Samuel quotes Matthew Gallion who bemoans the fact that social media are about seeking approval from friends rather than about communicating ideas and emotions. The latter is only possible within the real context of coffee houses and homes. In the New York times article two studies are quoted both of which use relatively small samples to make enormous claims. The researchers brought computers into households with teenagers and discovered that the teenager's school grades went down because of the computer's presence in the household. The second small study found a similar trend in Virginia among poorer households.

Aside from the obvious dangers of taking small studies which inevitably trend in the direction that researchers assume from the start, there is the further and much more serious issue of generalizing to teenagers as a whole. The metaphor that underlies this approach is that the Internet and especially social media are by definition, distractions. But, distractions from what? 

A closer look at the studies mentioned in the Times reveals that little is said about the quality of the educational institutions that the teenagers were attending. The studies abstract the reality of schooling from the home and vice-versa. How about this argument? The schools the teenagers were attending in Romania and Virginia were so bad that they needed the distractions of social media to engage in the interpersonal learning experiences that the schools denied. I am being facetious here, but this constant thematic of social media as destroyers of human capacity and learning, as an interruption to processes that are otherwise not only better, but more substantive belies the fact that social media are a disruptive force and intentionally so.

Matthew Gallion has the same problem in his analysis of the authenticity of the coffee house as a place of communications and interchange. Come on. There is no way of generalizing here. Most "real" conversations happen to be pretty inauthentic to begin with and there is not a special utopian place where conversations break down the conventional barriers that people put up to exchanging real emotions and feelings with each other. 

The problem with these articles and analyses is that the Internet and by extension social media come to represent the opposite of some idealized space that we can no longer access. This is bad social science and a terrible use of anecdotal evidence to make broad claims that have little to do with the realities of modern day communications. 

Communications among people, both interpersonal and social are always fraught with errors, blockages and challenges. There would be little need to communicate if we weren't constantly trying to overcome differences in understanding and perspective. Social media add another potential layer to misunderstanding and understanding — another layer to what we do everyday, which is converse with our family, friends, colleagues and neighbours.

The issues surrounding learning are equally complex. Schools are not necessarily places of learning and are not the ideal environment versus some baser realities in the communities and households we inhabit. As with everything, some schools and some classes in those schools work and others don't. Some aspects of social media work to increase communications among people and others don't.

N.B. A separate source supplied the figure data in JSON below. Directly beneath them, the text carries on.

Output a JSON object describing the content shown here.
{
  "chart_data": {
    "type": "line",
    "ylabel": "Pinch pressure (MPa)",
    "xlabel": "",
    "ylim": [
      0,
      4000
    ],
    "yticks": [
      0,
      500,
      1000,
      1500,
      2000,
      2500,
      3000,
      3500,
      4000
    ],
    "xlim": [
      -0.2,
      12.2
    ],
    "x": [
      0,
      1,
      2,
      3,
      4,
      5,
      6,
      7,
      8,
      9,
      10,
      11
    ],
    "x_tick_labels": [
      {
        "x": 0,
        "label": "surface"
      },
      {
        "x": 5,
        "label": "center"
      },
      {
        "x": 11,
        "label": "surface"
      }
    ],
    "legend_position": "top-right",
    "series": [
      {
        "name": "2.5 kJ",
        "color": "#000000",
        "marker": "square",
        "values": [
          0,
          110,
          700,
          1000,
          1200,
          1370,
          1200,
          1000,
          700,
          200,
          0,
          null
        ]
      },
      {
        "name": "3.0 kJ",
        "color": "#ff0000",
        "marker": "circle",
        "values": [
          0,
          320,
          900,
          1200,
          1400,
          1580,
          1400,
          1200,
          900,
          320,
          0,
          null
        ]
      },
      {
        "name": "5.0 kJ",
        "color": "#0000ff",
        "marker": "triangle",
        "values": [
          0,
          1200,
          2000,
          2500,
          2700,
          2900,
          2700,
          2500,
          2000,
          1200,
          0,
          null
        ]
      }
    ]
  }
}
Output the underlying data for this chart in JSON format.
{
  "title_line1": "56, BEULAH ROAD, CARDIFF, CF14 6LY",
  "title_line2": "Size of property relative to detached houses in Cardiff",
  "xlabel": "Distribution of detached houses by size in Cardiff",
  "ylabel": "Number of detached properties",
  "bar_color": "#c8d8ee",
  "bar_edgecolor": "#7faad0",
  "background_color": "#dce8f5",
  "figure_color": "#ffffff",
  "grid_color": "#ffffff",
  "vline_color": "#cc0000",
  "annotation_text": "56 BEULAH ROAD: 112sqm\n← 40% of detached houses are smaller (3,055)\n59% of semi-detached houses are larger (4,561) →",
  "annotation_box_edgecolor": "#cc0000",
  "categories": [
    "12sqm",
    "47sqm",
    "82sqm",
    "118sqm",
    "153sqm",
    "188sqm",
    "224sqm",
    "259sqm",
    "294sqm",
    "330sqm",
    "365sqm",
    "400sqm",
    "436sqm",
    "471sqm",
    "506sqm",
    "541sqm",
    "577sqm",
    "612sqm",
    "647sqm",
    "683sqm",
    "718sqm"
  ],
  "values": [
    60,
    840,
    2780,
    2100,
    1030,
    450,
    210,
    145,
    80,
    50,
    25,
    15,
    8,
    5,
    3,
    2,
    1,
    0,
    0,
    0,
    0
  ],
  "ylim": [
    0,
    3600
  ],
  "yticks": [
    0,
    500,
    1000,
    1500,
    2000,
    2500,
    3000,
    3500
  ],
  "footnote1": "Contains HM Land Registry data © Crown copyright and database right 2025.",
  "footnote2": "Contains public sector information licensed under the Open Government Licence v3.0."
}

Distractions are real and always have been. Some teenagers prefer to ride their bicycles instead of studying history. Perhaps it is time to seek new metaphors and models to explain what is happening today. Yes, the Internet disrupts. And yes, all new forms of communications historically have disrupted the social order of their time. 

Ironically, social media might well be the best opportunity we have had in decades to open up learning to many new modalities and to harness the energy of conversation for the public good.